The number of people leaving permanently increased by 18 per cent in the five years to 2010, the latest snapshot of social trends by the Australian Bureau of Statistics shows.
But the number who tick the permanent departure box on their passenger cards is not as high as the number who actually stay away.
''Each year, many Australians plan to leave the country permanently but most return to Australia within a year of their departure,'' the bureau reported. In 2010 of the 84,000 Australian residents who said they were departing permanently, only 17,000 (20 per cent) spent 12 months or more overseas.
Fewer people left for good in 2005, 2008 and 2009 but more left in 2010. About 75 people in every 100,000 who left in 2010 did not return.
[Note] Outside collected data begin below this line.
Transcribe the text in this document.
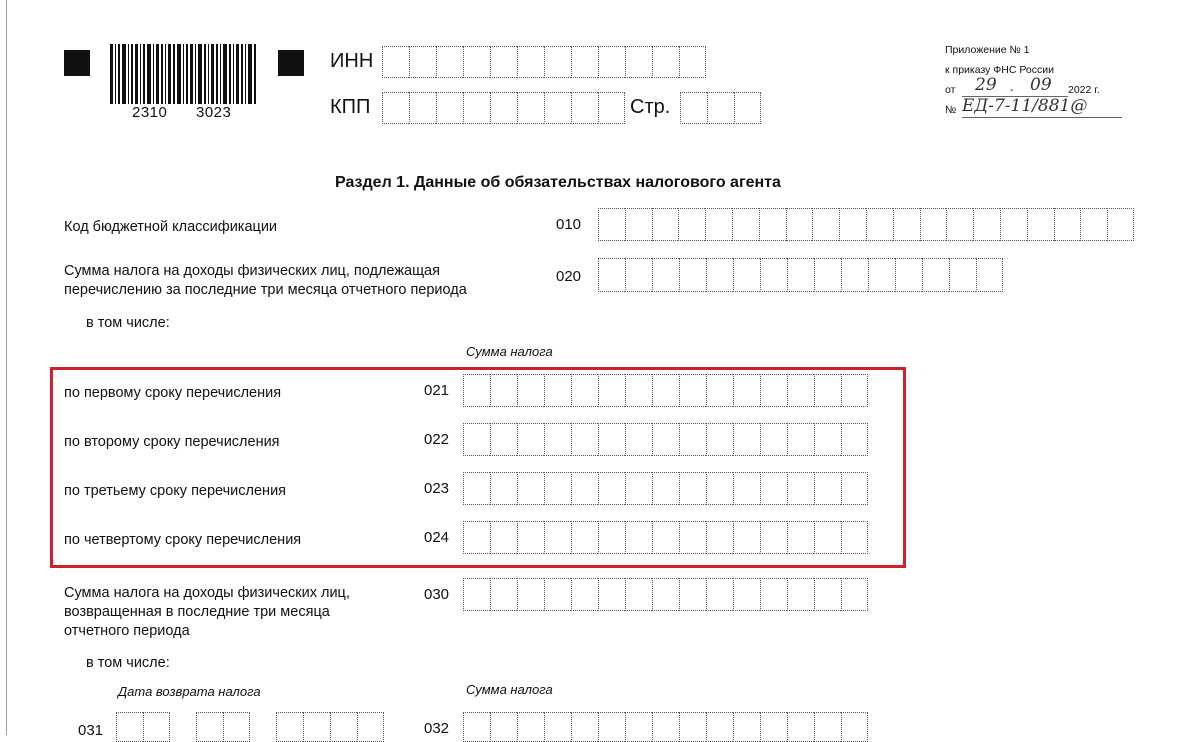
2310 3023
ИНН
КПП	Стр.
Приложение № 1
к приказу ФНС России
от 29 - 09 2022 г.
№ ЕД-7-11/881@
Раздел 1. Данные об обязательствах налогового агента
Код бюджетной классификации	010
Сумма налога на доходы физических лиц, подлежащая
перечислению за последние три месяца отчетного периода
020
в том числе:
Сумма налога
по первому сроку перечисления	021
по второму сроку перечисления	022
по третьему сроку перечисления	023
по четвертому сроку перечисления	024
Сумма налога на доходы физических лиц,
возвращенная в последние три месяца
отчетного периода
030
в том числе:
Дата возврата налога	Сумма налога
031	032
They were more likely to be women, aged between 20 and 39, often with young children and not born in Australia. Of the 17,000 who left permanently, 61 per cent were born overseas with the highest numbers coming from New Zealand and Britain.
Plain old homesickness or ''lack of satisfactory employment'' were possible reasons, the bureau's report said.
''Younger migrants may return to their country of birth because they are needed by their family,'' it said.
''Conversely, over the long term, migrants may return after successful employment and increased wealth, for retirement, family formation and dissolution, or when conditions have improved.''
But the number of permanent arrivals remains considerably higher than departures.
The report also highlighted the shrinking number of farmers, which was a problem given the growing food demands of countries such as China.
Despite Australians' enduring love affair with the idea of life on the land, the number of those listing farmer as occupation dropped by 40 per cent in the 30 years to 2011.
''The number of farmers in Australia has been declining for many decades as small farmers sell up to large-scale farming operations and fewer young people take over family farms,'' the bureau found. There were 19,700 fewer farmers in Australia in 2011 than in 2006.
Between 1981 and 2011 the number declined by 106,200, an average of 294 fewer farmers every month. Those who remained on the land were generally older than other workers, with an average age of 53 compared with 40 for people in other jobs, the bureau found.